- The Washington Times - Wednesday, November 11, 2009


Baucus suggests green tariffs

The United States must include a tariff or some other “border measure” to protect U.S. manufacturers from unfair foreign competition as part of legislation to address climate change, Senate Finance Committee Chairman Max Baucus said Tuesday.

“We cannot allow our manufacturing industries to fade as result of trade with countries that refuse to negotiate global solutions to global concerns,” the Montana Democrat said.

“We must push our trading partners to do their part to curb harmful emissions and we must devise a border measure, consistent with our international obligations, to prevent the carbon leakage that would occur if U.S. manufacturing shifts to countries without effective climate-change programs,” he said.

Border measures generally refer to a tax or tariff on imports, although they could take other forms.

Mr. Baucus, who is expected to play a key role in shaping final U.S. climate legislation, was not specific about what type of border measure he meant.
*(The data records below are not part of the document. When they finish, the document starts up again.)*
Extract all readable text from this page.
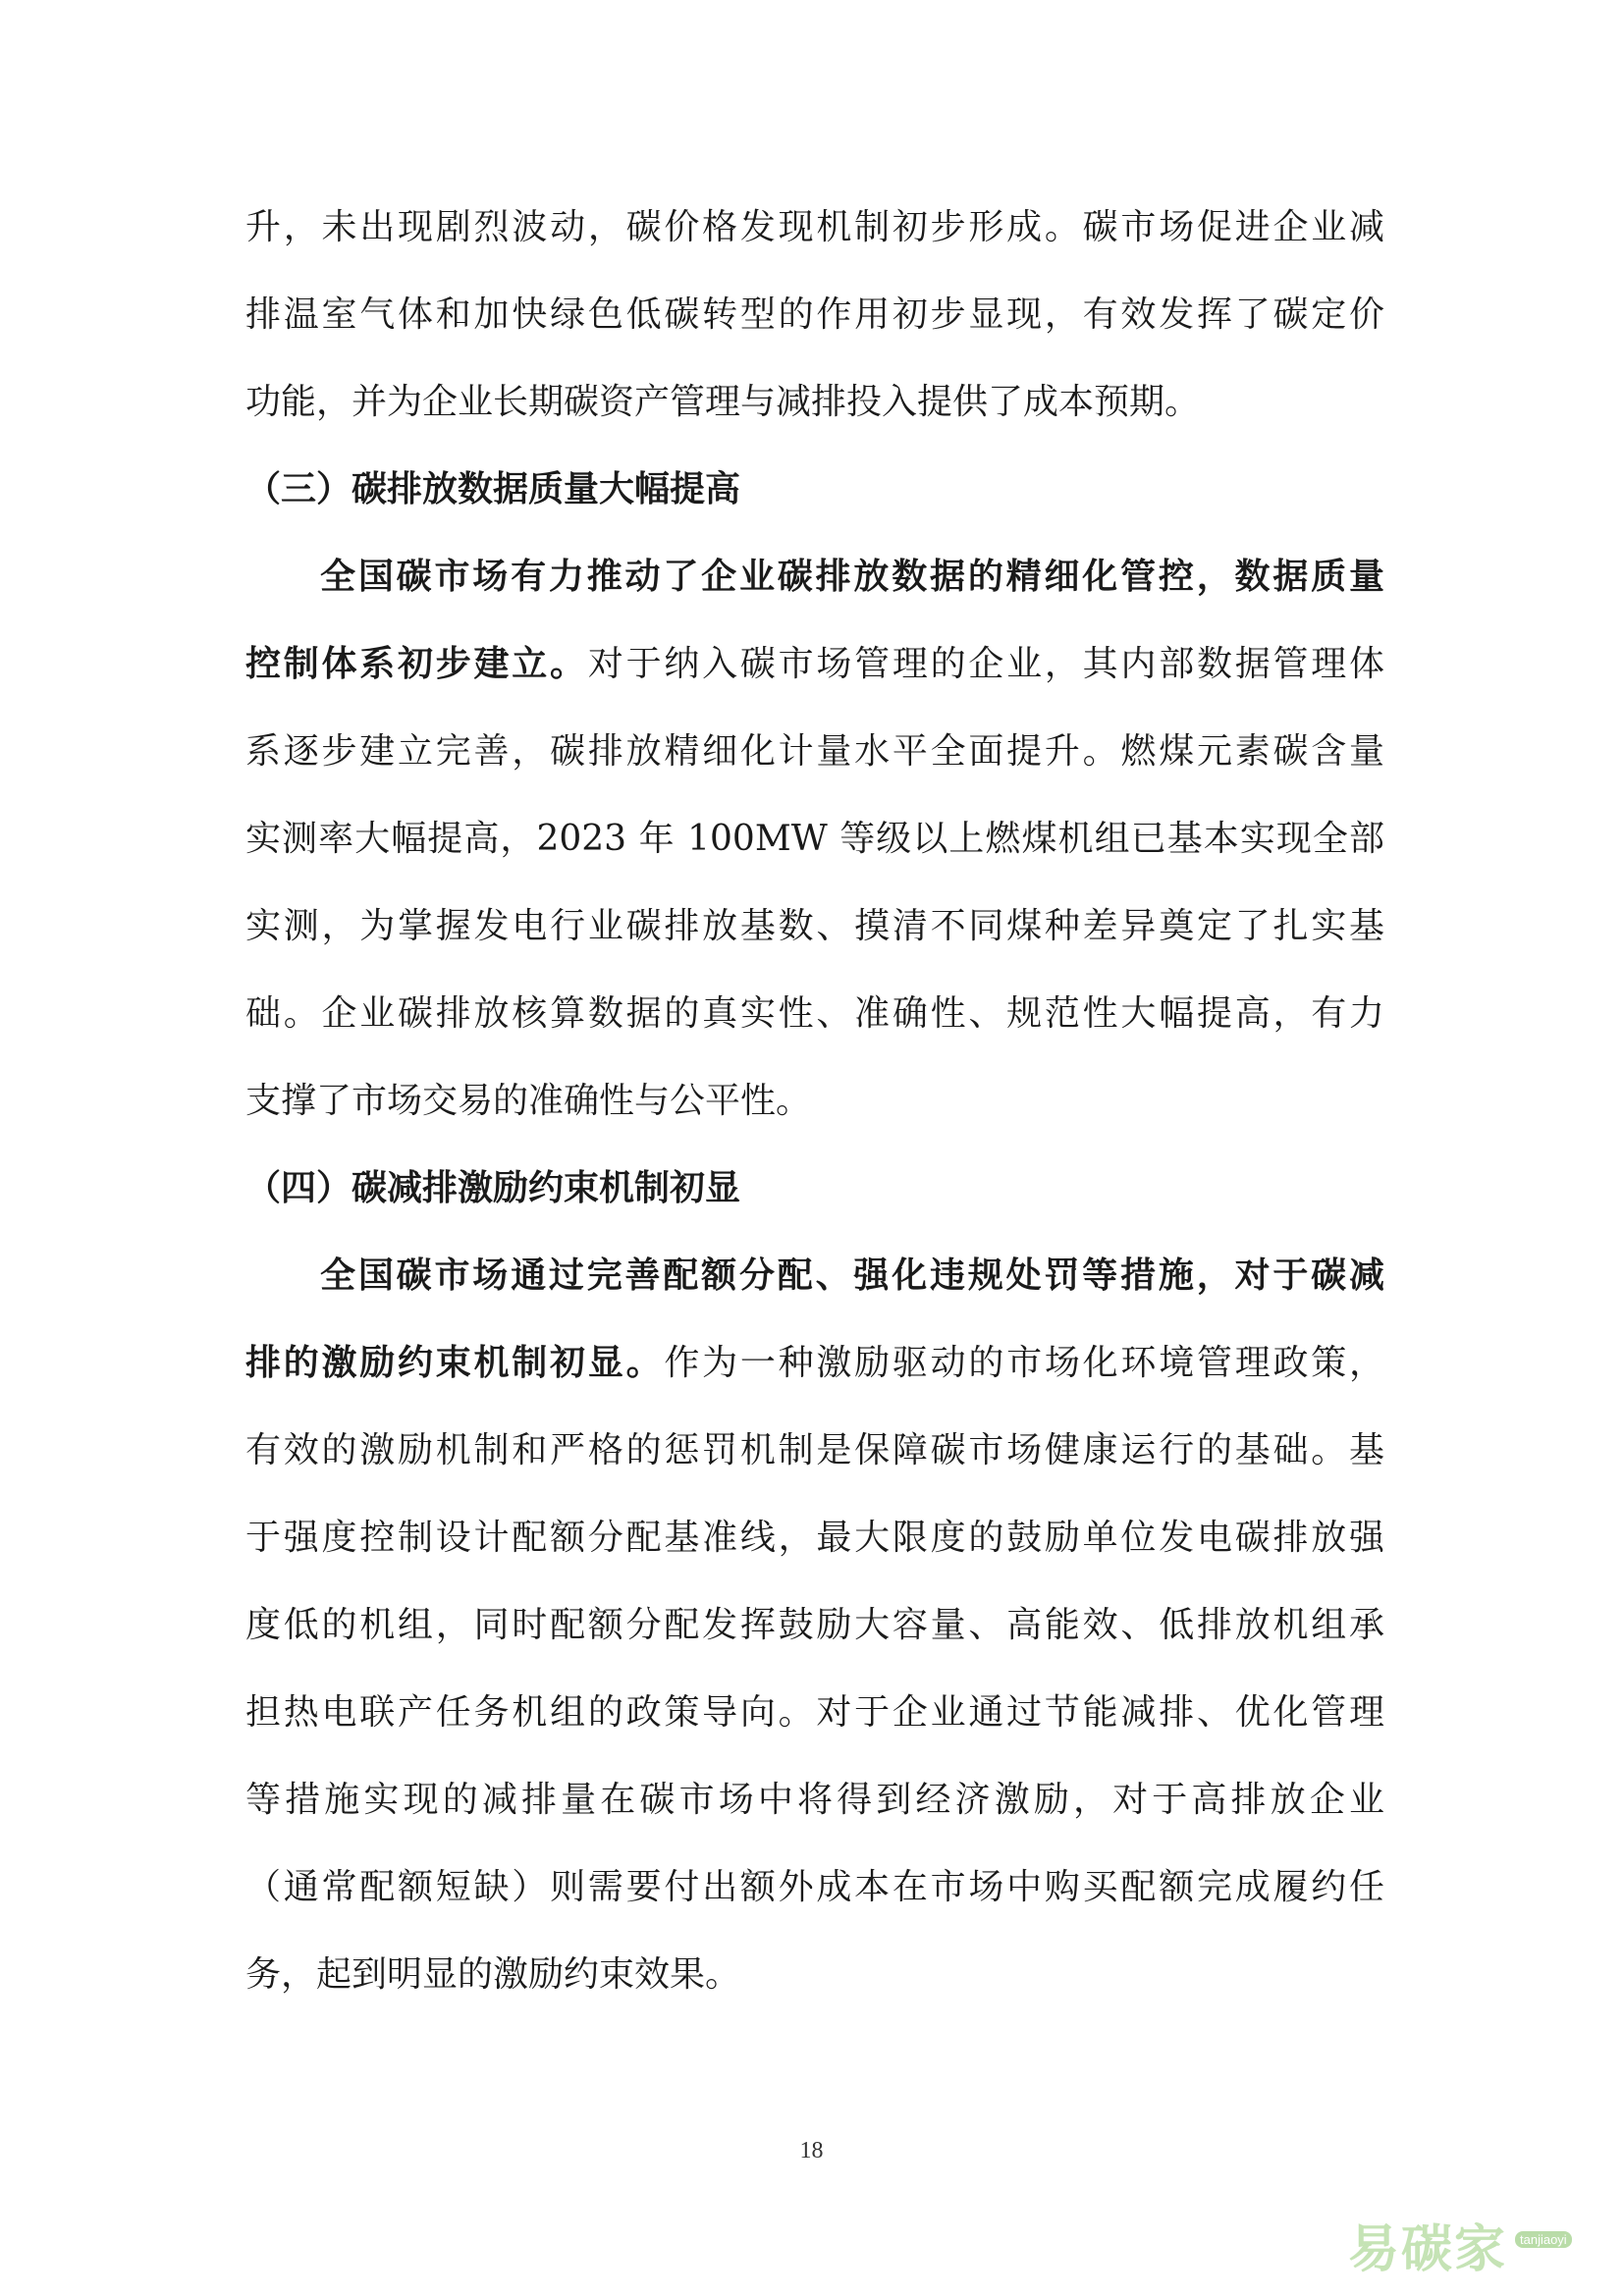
升，未出现剧烈波动，碳价格发现机制初步形成。碳市场促进企业减
排温室气体和加快绿色低碳转型的作用初步显现，有效发挥了碳定价
功能，并为企业长期碳资产管理与减排投入提供了成本预期。
（三）碳排放数据质量大幅提高
全国碳市场有力推动了企业碳排放数据的精细化管控，数据质量
控制体系初步建立。对于纳入碳市场管理的企业，其内部数据管理体
系逐步建立完善，碳排放精细化计量水平全面提升。燃煤元素碳含量
实测率大幅提高，2023 年 100MW 等级以上燃煤机组已基本实现全部
实测，为掌握发电行业碳排放基数、摸清不同煤种差异奠定了扎实基
础。企业碳排放核算数据的真实性、准确性、规范性大幅提高，有力
支撑了市场交易的准确性与公平性。
（四）碳减排激励约束机制初显
全国碳市场通过完善配额分配、强化违规处罚等措施，对于碳减
排的激励约束机制初显。作为一种激励驱动的市场化环境管理政策，
有效的激励机制和严格的惩罚机制是保障碳市场健康运行的基础。基
于强度控制设计配额分配基准线，最大限度的鼓励单位发电碳排放强
度低的机组，同时配额分配发挥鼓励大容量、高能效、低排放机组承
担热电联产任务机组的政策导向。对于企业通过节能减排、优化管理
等措施实现的减排量在碳市场中将得到经济激励，对于高排放企业
（通常配额短缺）则需要付出额外成本在市场中购买配额完成履约任
务，起到明显的激励约束效果。
18
易碳家 tanjiaoyi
Women to become unionized majority

Women are on track to become a majority of unionized workers in the next 10 years, signaling their growing clout in the labor movement.

The shift, outlined in a report Tuesday from the Center for Economic and Policy Research, could see organized labor focus more intensely on issues important to women as unions look to broaden their ranks and wield greater political strength in the next election cycle.

“When you have a majority of women in the labor movement, issues like work-family balance, paid sick days and paid parental leave become more important,” said John Schmitt, an economist at the left-leaning think tank and one of the authors of the report.

The study tracks the growing diversity of the labor movement over the past quarter century, including a surge in Hispanic union members and the steep decline of unionized workers from the manufacturing sector.

Women now make up about 45 percent of union members, up from just 35 percent in 1983. That number is expected to move past 50 percent by 2020. White men now make up 38 percent of the union work force, down from 51.7 percent in 1983.